Şuan bulunduğun yer o kadar keyifli ki acaba kalkılacak olan yer daha keyifli olur mu diye tereddüt yaşıyorsun. Şuan dursa, zaman, mekan, damarında akan kan dursa her şey ne güzel olur. Hava nefis, gece ılık, karnın tok, muhabbet eğlenceli, alkolün etkisiyle beden, zihin ve kalp rahatlamış, dudaklarında toparlayamadığın bir keyif gülümsemesi. Gerçekten kalkalım mı yoksa zamanın durması için dua edelim mi?

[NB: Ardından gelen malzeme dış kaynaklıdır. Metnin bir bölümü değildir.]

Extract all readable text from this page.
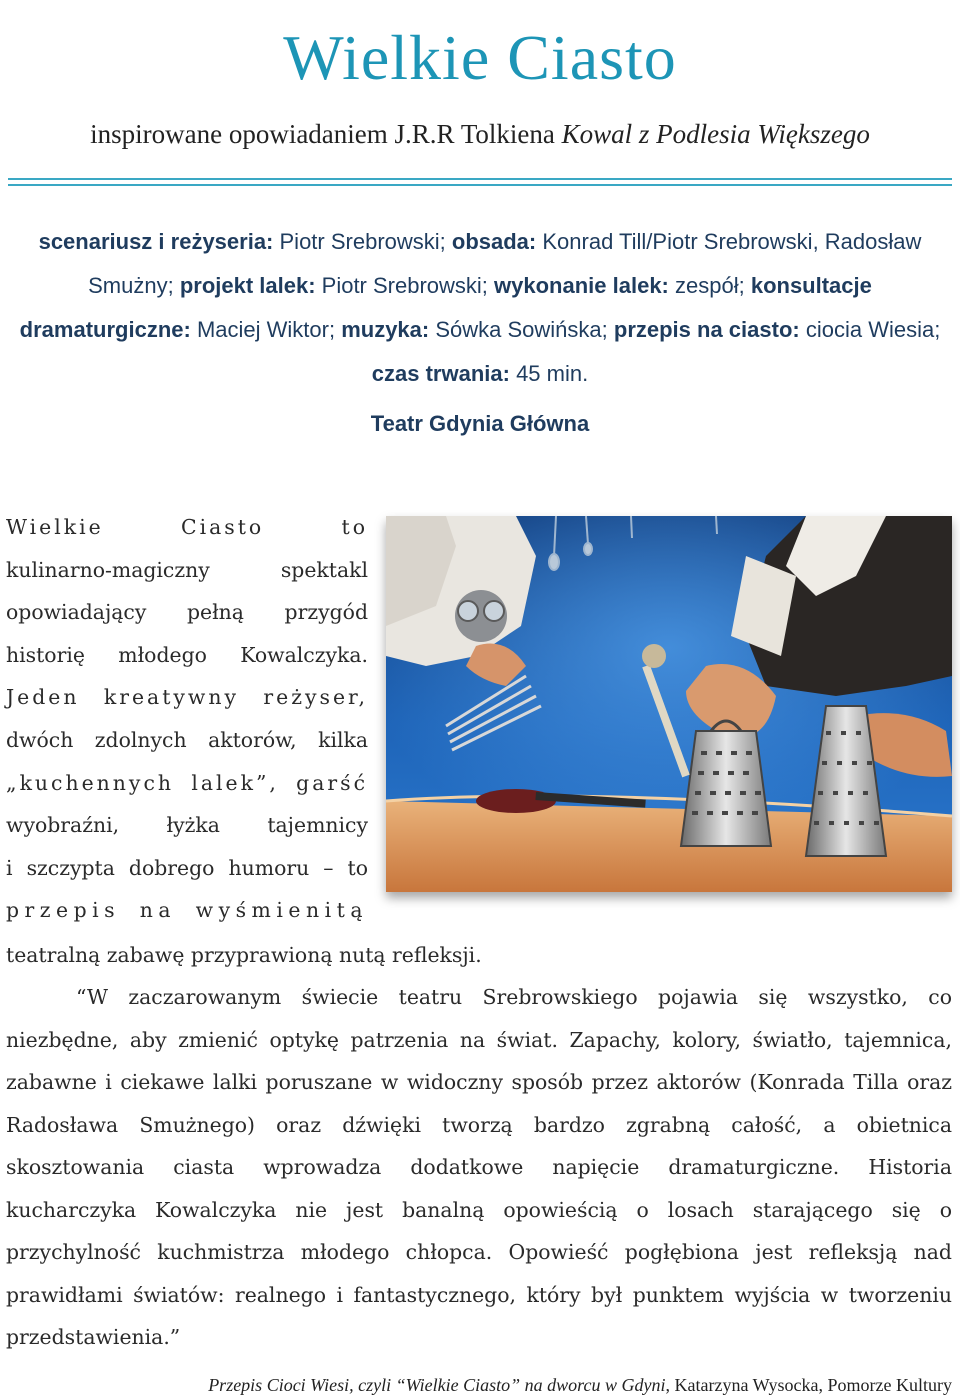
Wielkie Ciasto
inspirowane opowiadaniem J.R.R Tolkiena Kowal z Podlesia Większego
scenariusz i reżyseria: Piotr Srebrowski; obsada: Konrad Till/Piotr Srebrowski, Radosław Smużny; projekt lalek: Piotr Srebrowski; wykonanie lalek: zespół; konsultacje dramaturgiczne: Maciej Wiktor; muzyka: Sówka Sowińska; przepis na ciasto: ciocia Wiesia; czas trwania: 45 min.
Teatr Gdynia Główna
Wielkie Ciasto to
kulinarno-magiczny spektakl
opowiadający pełną przygód
historię młodego Kowalczyka.
Jeden kreatywny reżyser,
dwóch zdolnych aktorów, kilka
„kuchennych lalek”, garść
wyobraźni, łyżka tajemnicy
i szczypta dobrego humoru – to
przepis na wyśmienitą
teatralną zabawę przyprawioną nutą refleksji.
“W zaczarowanym świecie teatru Srebrowskiego pojawia się wszystko, co niezbędne, aby zmienić optykę patrzenia na świat. Zapachy, kolory, światło, tajemnica, zabawne i ciekawe lalki poruszane w widoczny sposób przez aktorów (Konrada Tilla oraz Radosława Smużnego) oraz dźwięki tworzą bardzo zgrabną całość, a obietnica skosztowania ciasta wprowadza dodatkowe napięcie dramaturgiczne. Historia kucharczyka Kowalczyka nie jest banalną opowieścią o losach starającego się o przychylność kuchmistrza młodego chłopca. Opowieść pogłębiona jest refleksją nad prawidłami światów: realnego i fantastycznego, który był punktem wyjścia w tworzeniu przedstawienia.”
Przepis Cioci Wiesi, czyli “Wielkie Ciasto” na dworcu w Gdyni, Katarzyna Wysocka, Pomorze Kultury
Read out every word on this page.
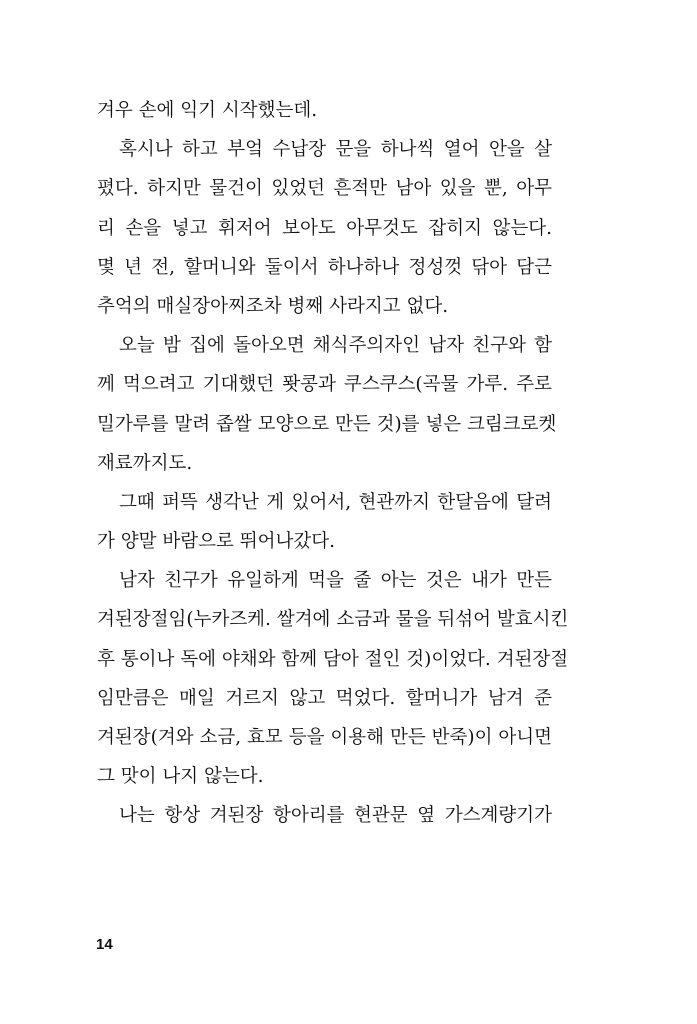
겨우 손에 익기 시작했는데.
혹시나 하고 부엌 수납장 문을 하나씩 열어 안을 살
폈다. 하지만 물건이 있었던 흔적만 남아 있을 뿐, 아무
리 손을 넣고 휘저어 보아도 아무것도 잡히지 않는다.
몇 년 전, 할머니와 둘이서 하나하나 정성껏 닦아 담근
추억의 매실장아찌조차 병째 사라지고 없다.
오늘 밤 집에 돌아오면 채식주의자인 남자 친구와 함
께 먹으려고 기대했던 퐛콩과 쿠스쿠스(곡물 가루. 주로
밀가루를 말려 좁쌀 모양으로 만든 것)를 넣은 크림크로켓
재료까지도.
그때 퍼뜩 생각난 게 있어서, 현관까지 한달음에 달려
가 양말 바람으로 뛰어나갔다.
남자 친구가 유일하게 먹을 줄 아는 것은 내가 만든
겨된장절임(누카즈케. 쌀겨에 소금과 물을 뒤섞어 발효시킨
후 통이나 독에 야채와 함께 담아 절인 것)이었다. 겨된장절
임만큼은 매일 거르지 않고 먹었다. 할머니가 남겨 준
겨된장(겨와 소금, 효모 등을 이용해 만든 반죽)이 아니면
그 맛이 나지 않는다.
나는 항상 겨된장 항아리를 현관문 옆 가스계량기가
14
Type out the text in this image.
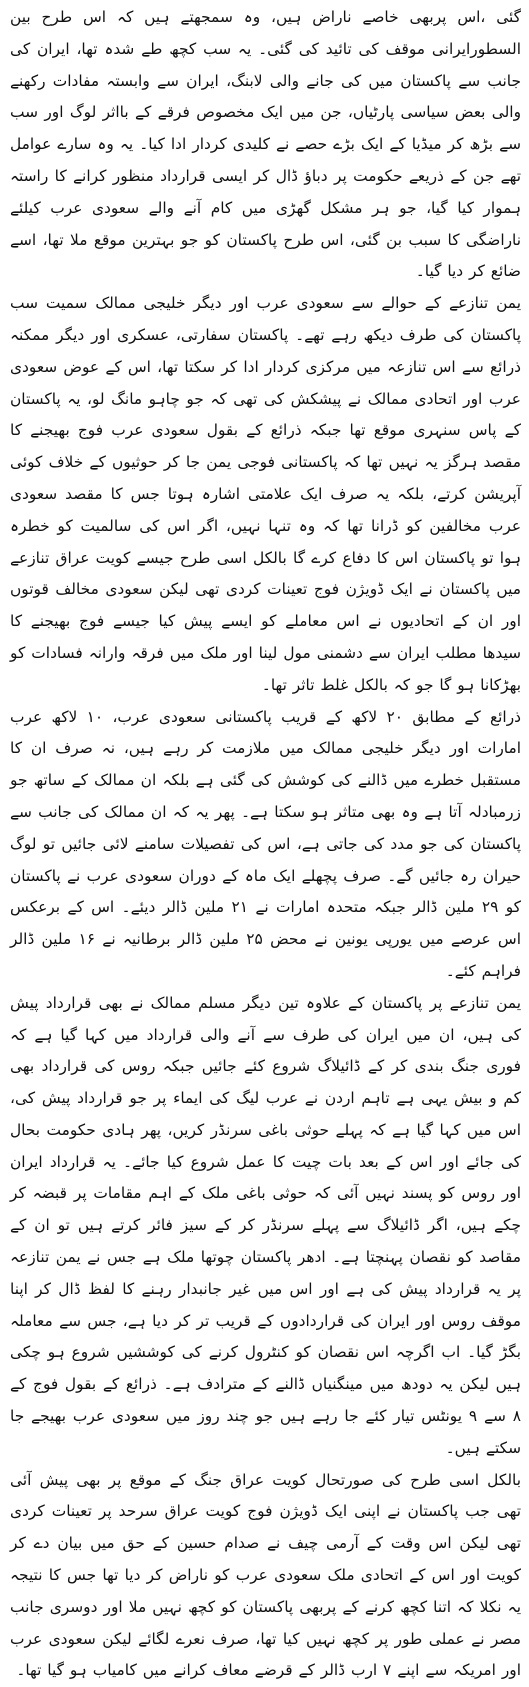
گئی ،اس پربھی خاصے ناراض ہیں، وہ سمجھتے ہیں کہ اس طرح بین السطورایرانی موقف کی تائید کی گئی۔ یہ سب کچھ طے شدہ تھا، ایران کی جانب سے پاکستان میں کی جانے والی لابنگ، ایران سے وابستہ مفادات رکھنے والی بعض سیاسی پارٹیاں، جن میں ایک مخصوص فرقے کے بااثر لوگ اور سب سے بڑھ کر میڈیا کے ایک بڑے حصے نے کلیدی کردار ادا کیا۔ یہ وہ سارے عوامل تھے جن کے ذریعے حکومت پر دباؤ ڈال کر ایسی قرارداد منظور کرانے کا راستہ ہموار کیا گیا، جو ہر مشکل گھڑی میں کام آنے والے سعودی عرب کیلئے ناراضگی کا سبب بن گئی، اس طرح پاکستان کو جو بہترین موقع ملا تھا، اسے ضائع کر دیا گیا۔

یمن تنازعے کے حوالے سے سعودی عرب اور دیگر خلیجی ممالک سمیت سب پاکستان کی طرف دیکھ رہے تھے۔ پاکستان سفارتی، عسکری اور دیگر ممکنہ ذرائع سے اس تنازعہ میں مرکزی کردار ادا کر سکتا تھا، اس کے عوض سعودی عرب اور اتحادی ممالک نے پیشکش کی تھی کہ جو چاہو مانگ لو، یہ پاکستان کے پاس سنہری موقع تھا جبکہ ذرائع کے بقول سعودی عرب فوج بھیجنے کا مقصد ہرگز یہ نہیں تھا کہ پاکستانی فوجی یمن جا کر حوثیوں کے خلاف کوئی آپریشن کرتے، بلکہ یہ صرف ایک علامتی اشارہ ہوتا جس کا مقصد سعودی عرب مخالفین کو ڈرانا تھا کہ وہ تنہا نہیں، اگر اس کی سالمیت کو خطرہ ہوا تو پاکستان اس کا دفاع کرے گا بالکل اسی طرح جیسے کویت عراق تنازعے میں پاکستان نے ایک ڈویژن فوج تعینات کردی تھی لیکن سعودی مخالف قوتوں اور ان کے اتحادیوں نے اس معاملے کو ایسے پیش کیا جیسے فوج بھیجنے کا سیدھا مطلب ایران سے دشمنی مول لینا اور ملک میں فرقہ وارانہ فسادات کو بھڑکانا ہو گا جو کہ بالکل غلط تاثر تھا۔

ذرائع کے مطابق ۲۰ لاکھ کے قریب پاکستانی سعودی عرب، ۱۰ لاکھ عرب امارات اور دیگر خلیجی ممالک میں ملازمت کر رہے ہیں، نہ صرف ان کا مستقبل خطرے میں ڈالنے کی کوشش کی گئی ہے بلکہ ان ممالک کے ساتھ جو زرمبادلہ آتا ہے وہ بھی متاثر ہو سکتا ہے۔ پھر یہ کہ ان ممالک کی جانب سے پاکستان کی جو مدد کی جاتی ہے، اس کی تفصیلات سامنے لائی جائیں تو لوگ حیران رہ جائیں گے۔ صرف پچھلے ایک ماہ کے دوران سعودی عرب نے پاکستان کو ۲۹ ملین ڈالر جبکہ متحدہ امارات نے ۲۱ ملین ڈالر دیئے۔ اس کے برعکس اس عرصے میں یورپی یونین نے محض ۲۵ ملین ڈالر برطانیہ نے ۱۶ ملین ڈالر فراہم کئے۔

یمن تنازعے پر پاکستان کے علاوہ تین دیگر مسلم ممالک نے بھی قرارداد پیش کی ہیں، ان میں ایران کی طرف سے آنے والی قرارداد میں کہا گیا ہے کہ فوری جنگ بندی کر کے ڈائیلاگ شروع کئے جائیں جبکہ روس کی قرارداد بھی کم و بیش یہی ہے تاہم اردن نے عرب لیگ کی ایماء پر جو قرارداد پیش کی، اس میں کہا گیا ہے کہ پہلے حوثی باغی سرنڈر کریں، پھر ہادی حکومت بحال کی جائے اور اس کے بعد بات چیت کا عمل شروع کیا جائے۔ یہ قرارداد ایران اور روس کو پسند نہیں آئی کہ حوثی باغی ملک کے اہم مقامات پر قبضہ کر چکے ہیں، اگر ڈائیلاگ سے پہلے سرنڈر کر کے سیز فائر کرتے ہیں تو ان کے مقاصد کو نقصان پہنچتا ہے۔ ادھر پاکستان چوتھا ملک ہے جس نے یمن تنازعہ پر یہ قرارداد پیش کی ہے اور اس میں غیر جانبدار رہنے کا لفظ ڈال کر اپنا موقف روس اور ایران کی قراردادوں کے قریب تر کر دیا ہے، جس سے معاملہ بگڑ گیا۔ اب اگرچہ اس نقصان کو کنٹرول کرنے کی کوششیں شروع ہو چکی ہیں لیکن یہ دودھ میں مینگنیاں ڈالنے کے مترادف ہے۔ ذرائع کے بقول فوج کے ۸ سے ۹ یونٹس تیار کئے جا رہے ہیں جو چند روز میں سعودی عرب بھیجے جا سکتے ہیں۔

بالکل اسی طرح کی صورتحال کویت عراق جنگ کے موقع پر بھی پیش آئی تھی جب پاکستان نے اپنی ایک ڈویژن فوج کویت عراق سرحد پر تعینات کردی تھی لیکن اس وقت کے آرمی چیف نے صدام حسین کے حق میں بیان دے کر کویت اور اس کے اتحادی ملک سعودی عرب کو ناراض کر دیا تھا جس کا نتیجہ یہ نکلا کہ اتنا کچھ کرنے کے پربھی پاکستان کو کچھ نہیں ملا اور دوسری جانب مصر نے عملی طور پر کچھ نہیں کیا تھا، صرف نعرے لگائے لیکن سعودی عرب اور امریکہ سے اپنے ۷ ارب ڈالر کے قرضے معاف کرانے میں کامیاب ہو گیا تھا۔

Ayağa kalkıyorsun. Başın hafif dönüyor. Havadan mı, geceden mi, dolunaydan mı, alkolden mi, keyiften mi? Yavaşça koluna girip, bedenini yaslıyorsun ona. Balıkçı olduğuna göre, kayık olduğuna göre, tarihi binalar ve deniz olduğuna göre az ileri de bir de iskele vardır değil mi?
– Biraz yürüyelim mi?
Elin onun kolunda, bedenin ona yaslı, adımlarınız, nefes alışınız, arada bir yan gözle birbirinize bakışınız bile uyumlu şekilde yürürken; seninle, sonsuza kadar sonsuzluğa kadar yürürüm diye düşünüyorsun. Parfümünün kokusu balıkçıların kokusuna karışıyor. Ona bakmadığın zamanlarda bakışların denize vuran ayın pırıl pırıl ışıklarında. Hayal bu ya, iskelede bir genç gitar çalıyor. Şöyle eskilerden bir aşk şarkısı. Birden duruyor ve elini beline koyup, seni kendine çekip küçük adımlarla dansa başlıyor.
O an tek düşündüğün; BU BİR HAYAL OLMALI.
Evet bu bir hayal, artık aç gözlerini.
Yaz geldi YAZ.
Ey insanoğlu silkelen, kendine gel ve aşkı bul artık!!!!!